Vivant et intelligent récit d'une adolescence en internat militaire, par un très grand lettré.
Publiée en 2012, «
La classe de rhéto » n'est que la troisième fiction en 34 ans du polytechnicien docteur en lettres et professeur de littérature au
Collège de France, formidable lecteur, entre autres, de
Montaigne, de
Baudelaire ou de
Proust, qu'est
Antoine Compagnon.
Revisitant sa jeunesse en revendiquant clairement un droit à l'imperfection du souvenir et au possible anachronisme, l'auteur se remémore l'année 1965, celle de sa classe de première (« rhéto ») au Prytanée Militaire de la Flèche, lycée militaire historique aux lointains ancêtres jésuites qui enseignèrent à
Descartes, année qu'il parsème d'anecdotes et de réflexions issues d'avant et d'après.
Servi par une immense culture, une jolie réflexivité et une honnêteté intellectuelle rarement égalée, ce récit saisit à la fois un moment d'adolescence, bien particulier, dans le cadre potentiellement féroce d'un internat « pur et dur » à l'époque (le Musil de « Törless » comme le
Vargas Llosa de «
La ville et les chiens » sont nécessairement dans le paysage), et un instant de politique et de sociologie également bien spécifique, trois ans après la fin de la guerre d'Algérie, en pleine « gestion » gaullienne du profond clivage apparu à cette occasion au sein de la caste militaire.

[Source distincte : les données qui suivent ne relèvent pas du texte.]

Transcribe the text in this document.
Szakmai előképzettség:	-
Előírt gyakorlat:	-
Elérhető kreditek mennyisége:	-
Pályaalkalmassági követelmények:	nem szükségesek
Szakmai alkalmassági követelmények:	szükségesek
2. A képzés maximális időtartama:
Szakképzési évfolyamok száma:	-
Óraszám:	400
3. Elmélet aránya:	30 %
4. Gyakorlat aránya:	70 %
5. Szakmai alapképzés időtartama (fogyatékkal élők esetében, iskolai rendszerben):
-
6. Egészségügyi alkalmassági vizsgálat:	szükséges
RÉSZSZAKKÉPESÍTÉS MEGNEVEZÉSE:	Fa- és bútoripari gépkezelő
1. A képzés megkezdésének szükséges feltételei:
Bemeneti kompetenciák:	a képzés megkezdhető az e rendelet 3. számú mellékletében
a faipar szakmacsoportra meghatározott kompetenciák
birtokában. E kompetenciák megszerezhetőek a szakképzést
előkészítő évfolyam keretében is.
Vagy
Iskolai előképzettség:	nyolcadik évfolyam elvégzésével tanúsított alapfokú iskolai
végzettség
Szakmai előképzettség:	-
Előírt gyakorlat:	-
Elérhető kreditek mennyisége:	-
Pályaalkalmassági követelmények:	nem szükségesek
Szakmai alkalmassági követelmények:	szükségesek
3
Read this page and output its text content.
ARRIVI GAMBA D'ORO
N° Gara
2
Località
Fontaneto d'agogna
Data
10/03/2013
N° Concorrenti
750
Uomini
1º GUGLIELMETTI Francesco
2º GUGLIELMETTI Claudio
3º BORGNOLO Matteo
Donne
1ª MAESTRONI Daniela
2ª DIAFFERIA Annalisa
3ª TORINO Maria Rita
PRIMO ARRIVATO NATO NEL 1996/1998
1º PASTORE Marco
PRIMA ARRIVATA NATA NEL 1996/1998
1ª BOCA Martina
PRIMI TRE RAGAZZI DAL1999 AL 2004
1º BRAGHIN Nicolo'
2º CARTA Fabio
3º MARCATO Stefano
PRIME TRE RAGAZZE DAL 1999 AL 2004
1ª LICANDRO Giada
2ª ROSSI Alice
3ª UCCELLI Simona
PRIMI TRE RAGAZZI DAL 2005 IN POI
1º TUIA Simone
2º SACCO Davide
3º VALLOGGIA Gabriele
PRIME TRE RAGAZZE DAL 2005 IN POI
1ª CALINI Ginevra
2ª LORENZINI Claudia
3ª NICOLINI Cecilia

Au prix de quelques subtiles digressions, l'auteur parvient à rendre compte avec une réelle finesse (ô combien plus intelligemment que le trop brut «
Les petits soldats » de
Yannick Haenel (1996), auteur passé, très brièvement toutefois, dans les années 80, par la même expérience (dé)formatrice qu'
Antoine Compagnon) de l'alchimie qui peut se produire et - bien souvent – se produit dans ces coeurs et ces cerveaux scolaires d'élite (même exposés, comme à l'époque, au « déclassement » suivant un changement de paradigme socio-scolaire), plongés dans un cadre si particulier au moment où, partout ailleurs ou presque, bouillonne une énergie tous azimuts qui, ici, ne trouve que bien peu de pistes sur lesquelles agir…
Utilisant avec retenue et aussi avec mansuétude le « surplomb » que lui procure nécessairement son parcours et son âge désormais un rien avancé (
Antoine Compagnon fêtait ses 62 ans en 2012), il saisit aussi avec brio l'évolution socio-politique de l'armée, et son impact sociologique sur les « troupes », corps de sous-officiers tout férus de méritocratie républicaine comme corps d'officiers ayant encore gardé un je-ne-sais-quoi de dynastique et d'aristocratique, au moment où se traduit dans les faits la grande mutation de l' « armée coloniale » humiliée et fracturée vers l' « armée technicienne » accompagnant la dissuasion française et gaullienne, appuyée sur ses bataillons croissants d'ingénieurs diplômés qui commencent tout juste à naître à l'époque du récit.
À titre personnel (et sans doute pour quelques amis qui se reconnaîtront), il est particulièrement intéressant et, à bien des moments, émouvant voire poignant, de mesurer, au quotidien du roman, ressemblances et différences, persistances de langage et évolutions de sens, tant dans le décor et le contexte que dans le ressenti de ces lycéens un peu spéciaux, avec le Prytanée de dix ans plus tard, ou plus exactement quinze ans plus tard (ma propre classe de première en ces lieux datant de 1980-81).
Une lecture toujours captivante, servie par une rare intelligence et une impressionnante honnêteté dans l'appréciation des faits, des situations et des impressions.